Be there or be square, in less than two months for
Neil Kay's presentation;
This paper reviews the emergence of the QWERTY standard which in turn has lent its name to what Krugman and Wells (2006) describe as the “QWERTY problem: an inferior industry standard that has prevailed possibly because of historical accident”. QWERTY was neither inefficient nor an accident, it was engineered by Christopher Latham Sholes in 1873 to be as near-optimal as possible given the technology and user needs of his day. To achieve this, Sholes used a simple meta-rule that is obvious once articulated but which has not been publicly recognised until recently. Despite its general adoption as “paradigm case” in the literature on path dependence, the analysis here finds the evidence is not consistent with QWERTY being a path dependent phenomenon, nor does QWERTY provide any basis for policy prescriptions based on common interpretations of what constitutes “the QWERTY problem”.
Too bad thousands of impressionable economics students have already read the opposite in the Krugmans' textbook.

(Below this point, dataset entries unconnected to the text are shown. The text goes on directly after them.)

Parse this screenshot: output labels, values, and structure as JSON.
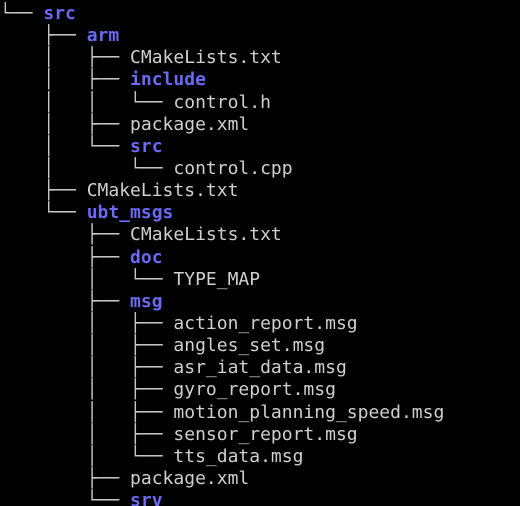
{
  "colors": {
    "background": "#000000",
    "directory": "#6a6af5",
    "file": "#d0d0d0"
  },
  "tree": [
    {
      "prefix": "└── ",
      "name": "src",
      "type": "dir"
    },
    {
      "prefix": "    ├── ",
      "name": "arm",
      "type": "dir"
    },
    {
      "prefix": "    │   ├── ",
      "name": "CMakeLists.txt",
      "type": "file"
    },
    {
      "prefix": "    │   ├── ",
      "name": "include",
      "type": "dir"
    },
    {
      "prefix": "    │   │   └── ",
      "name": "control.h",
      "type": "file"
    },
    {
      "prefix": "    │   ├── ",
      "name": "package.xml",
      "type": "file"
    },
    {
      "prefix": "    │   └── ",
      "name": "src",
      "type": "dir"
    },
    {
      "prefix": "    │       └── ",
      "name": "control.cpp",
      "type": "file"
    },
    {
      "prefix": "    ├── ",
      "name": "CMakeLists.txt",
      "type": "file"
    },
    {
      "prefix": "    └── ",
      "name": "ubt_msgs",
      "type": "dir"
    },
    {
      "prefix": "        ├── ",
      "name": "CMakeLists.txt",
      "type": "file"
    },
    {
      "prefix": "        ├── ",
      "name": "doc",
      "type": "dir"
    },
    {
      "prefix": "        │   └── ",
      "name": "TYPE_MAP",
      "type": "file"
    },
    {
      "prefix": "        ├── ",
      "name": "msg",
      "type": "dir"
    },
    {
      "prefix": "        │   ├── ",
      "name": "action_report.msg",
      "type": "file"
    },
    {
      "prefix": "        │   ├── ",
      "name": "angles_set.msg",
      "type": "file"
    },
    {
      "prefix": "        │   ├── ",
      "name": "asr_iat_data.msg",
      "type": "file"
    },
    {
      "prefix": "        │   ├── ",
      "name": "gyro_report.msg",
      "type": "file"
    },
    {
      "prefix": "        │   ├── ",
      "name": "motion_planning_speed.msg",
      "type": "file"
    },
    {
      "prefix": "        │   ├── ",
      "name": "sensor_report.msg",
      "type": "file"
    },
    {
      "prefix": "        │   └── ",
      "name": "tts_data.msg",
      "type": "file"
    },
    {
      "prefix": "        ├── ",
      "name": "package.xml",
      "type": "file"
    },
    {
      "prefix": "        └── ",
      "name": "srv",
      "type": "dir"
    }
  ]
}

As Kay puts it;
Krugman and Wells (2006), who in the glossary of their introductory economics textbook define; “QWERTY problem: an inferior industry standard that has prevailed possibly because of historical accident” (p. G-12)”. The QWERTY problem has as its basis “in the world of QWERTY one cannot trust markets to get it right” (Krugman, 1994, p.235). Krugman and Wells’ (2006) advise their beginning economics students; “Government can play a useful role both in helping an industry establish a standard and helping it avoid getting trapped in an inferior standard known as the QWERTY problem” (p.536) and also “in principle government intervention might be useful in moving an industry to a superior standard” (p.534) .
The Krugmans' confidence being in inverse proportion to the evidence they offer for the actual existence of the 'QWERTY problem'.